The Center for Jewish History & the Leo Baeck Institute are Proud to Present Out of the Box - David Ludwig Bloch: A German Jewish Artist in Shanghai

New York, NY (July 15, 2021)

At the Center for Jewish History, there are tens of thousands of boxes in our partners’ archival collections --boxes filled with photographs, journals, letters, and documents. We take these treasures Out of the Box for you and bring their stories to life!

In this program, we will take you on the remarkable journey of German Jewish artist David Ludwig Bloch (1910-2002) by exploring the archival and art collections of the Leo Baeck Institute. Bloch was a deaf Jewish artist from Bavaria who found refuge in Shanghai following his release from the Dachau concentration camp in 1940.There he joined a population of 20,000 other German and Austrian Jewish refugees who found themselves living in relative safety in a place they had only imagined. The program will stream live on Monday, July 12th at 4:00 pm.

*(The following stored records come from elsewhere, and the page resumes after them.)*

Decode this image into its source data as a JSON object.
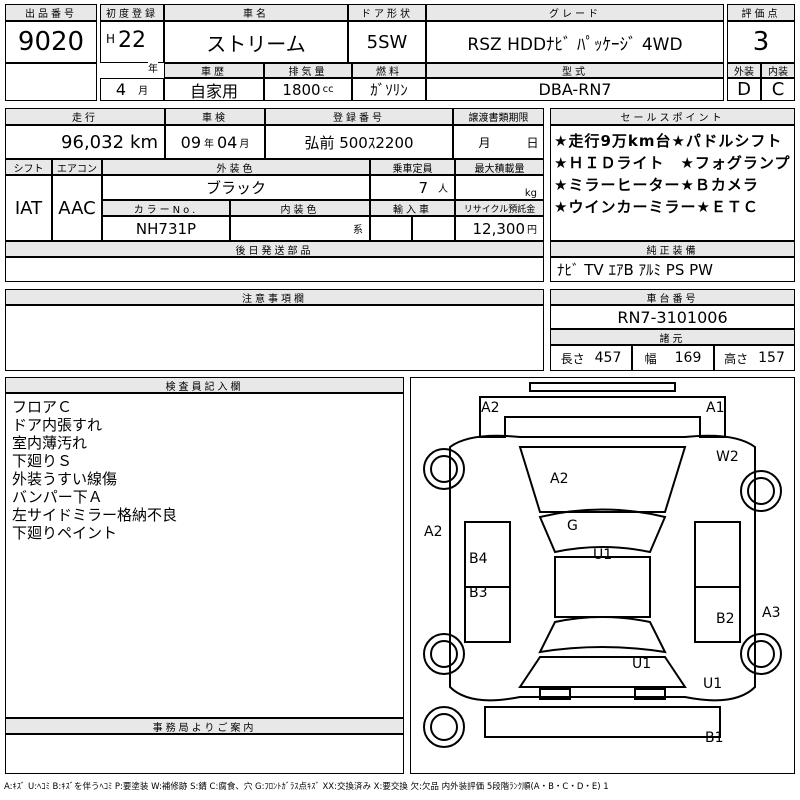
{
  "lot": {
    "header": "出品番号",
    "value": "9020"
  },
  "first_reg": {
    "header": "初度登録",
    "era": "H",
    "year": "22",
    "year_unit": "年",
    "month": "4",
    "month_unit": "月"
  },
  "car_name": {
    "header": "車名",
    "value": "ストリーム"
  },
  "door": {
    "header": "ドア形状",
    "value": "5SW"
  },
  "grade": {
    "header": "グレード",
    "value": "RSZ HDDﾅﾋﾞ ﾊﾟｯｹｰｼﾞ 4WD"
  },
  "score": {
    "header": "評価点",
    "value": "3",
    "ext_header": "外装",
    "int_header": "内装",
    "ext": "D",
    "int": "C"
  },
  "history": {
    "header": "車歴",
    "value": "自家用"
  },
  "displacement": {
    "header": "排気量",
    "value": "1800",
    "unit": "cc"
  },
  "fuel": {
    "header": "燃料",
    "value": "ｶﾞｿﾘﾝ"
  },
  "model": {
    "header": "型式",
    "value": "DBA-RN7"
  },
  "mileage": {
    "header": "走行",
    "value": "96,032",
    "unit": "km"
  },
  "inspection": {
    "header": "車検",
    "year": "09",
    "year_unit": "年",
    "month": "04",
    "month_unit": "月"
  },
  "registration": {
    "header": "登録番号",
    "value": "弘前 500ｽ2200"
  },
  "transfer": {
    "header": "譲渡書類期限",
    "month_unit": "月",
    "day_unit": "日"
  },
  "shift": {
    "header": "シフト",
    "value": "IAT"
  },
  "aircon": {
    "header": "エアコン",
    "value": "AAC"
  },
  "exterior_color": {
    "header": "外装色",
    "value": "ブラック"
  },
  "capacity": {
    "header": "乗車定員",
    "value": "7",
    "unit": "人"
  },
  "max_load": {
    "header": "最大積載量",
    "unit": "kg"
  },
  "color_no": {
    "header": "カラーNo.",
    "value": "NH731P"
  },
  "interior_color": {
    "header": "内装色",
    "unit": "系"
  },
  "import": {
    "header": "輸入車"
  },
  "recycle": {
    "header": "リサイクル預託金",
    "value": "12,300",
    "unit": "円"
  },
  "later_parts": {
    "header": "後日発送部品"
  },
  "notes_header": "注意事項欄",
  "sales_points": {
    "header": "セールスポイント",
    "items": [
      "★走行9万km台★パドルシフト",
      "★ＨＩＤライト　★フォグランプ",
      "★ミラーヒーター★Ｂカメラ",
      "★ウインカーミラー★ＥＴＣ"
    ]
  },
  "equipment": {
    "header": "純正装備",
    "value": "ﾅﾋﾞ TV ｴｱB ｱﾙﾐ PS PW"
  },
  "chassis": {
    "header": "車台番号",
    "value": "RN7-3101006"
  },
  "dims": {
    "header": "諸元",
    "length_label": "長さ",
    "length": "457",
    "width_label": "幅",
    "width": "169",
    "height_label": "高さ",
    "height": "157"
  },
  "inspector": {
    "header": "検査員記入欄",
    "notes": [
      "フロアＣ",
      "ドア内張すれ",
      "室内薄汚れ",
      "下廻りＳ",
      "外装うすい線傷",
      "バンパー下Ａ",
      "左サイドミラー格納不良",
      "下廻りペイント"
    ]
  },
  "office_header": "事務局よりご案内",
  "damage": {
    "A2_front": "A2",
    "A1": "A1",
    "W2": "W2",
    "A2_hood": "A2",
    "A2_side": "A2",
    "G": "G",
    "B4": "B4",
    "U1_roof": "U1",
    "B3": "B3",
    "A3": "A3",
    "B2": "B2",
    "U1_rear": "U1",
    "U1_corner": "U1",
    "B1": "B1"
  },
  "legend": "A:ｷｽﾞ U:ﾍｺﾐ B:ｷｽﾞを伴うﾍｺﾐ P:要塗装 W:補修跡 S:錆 C:腐食、穴 G:ﾌﾛﾝﾄｶﾞﾗｽ点ｷｽﾞ XX:交換済み X:要交換 欠:欠品 内外装評価 5段階ﾗﾝｸ順(A・B・C・D・E) 1"
}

Michael Simonson, archivist at the Leo Baeck Institute, will be joined by Nancy Berliner, Wu Tung Senior Curator of Chinese Art at the Museum of Fine Arts in Boston, who will provide an analysis of the work in the context of Chinese art history, including Chinese art contemporary to Bloch's time in Shanghai.

“David Ludwig Bloch's use of woodblock printing, a traditional medium for the Chinese middle class and working poor, highlights the cross-cultural transference he had with the traditions and people of China, and his attachment to the everyday life and people of Shanghai, including its rickshaw drivers, beggars, and street vendors,” said Simonson.

Bloch, a painter, illustrator, and lithographer, captured the daily life of Shanghai in the 1940s, a thriving metropolis of rich and poor, city natives, European exiles, and a vast population of Chinese refugees fleeing the Japanese invasion and chronic civil war. Through Bloch’s beautiful watercolors and woodcuts, we meet the everyday people of Shanghai—the rickshaw drivers, small business owners, the homeless, and the street beggars —as well as an artist who made a new life for himself in China and then, finally, in the United States in New York.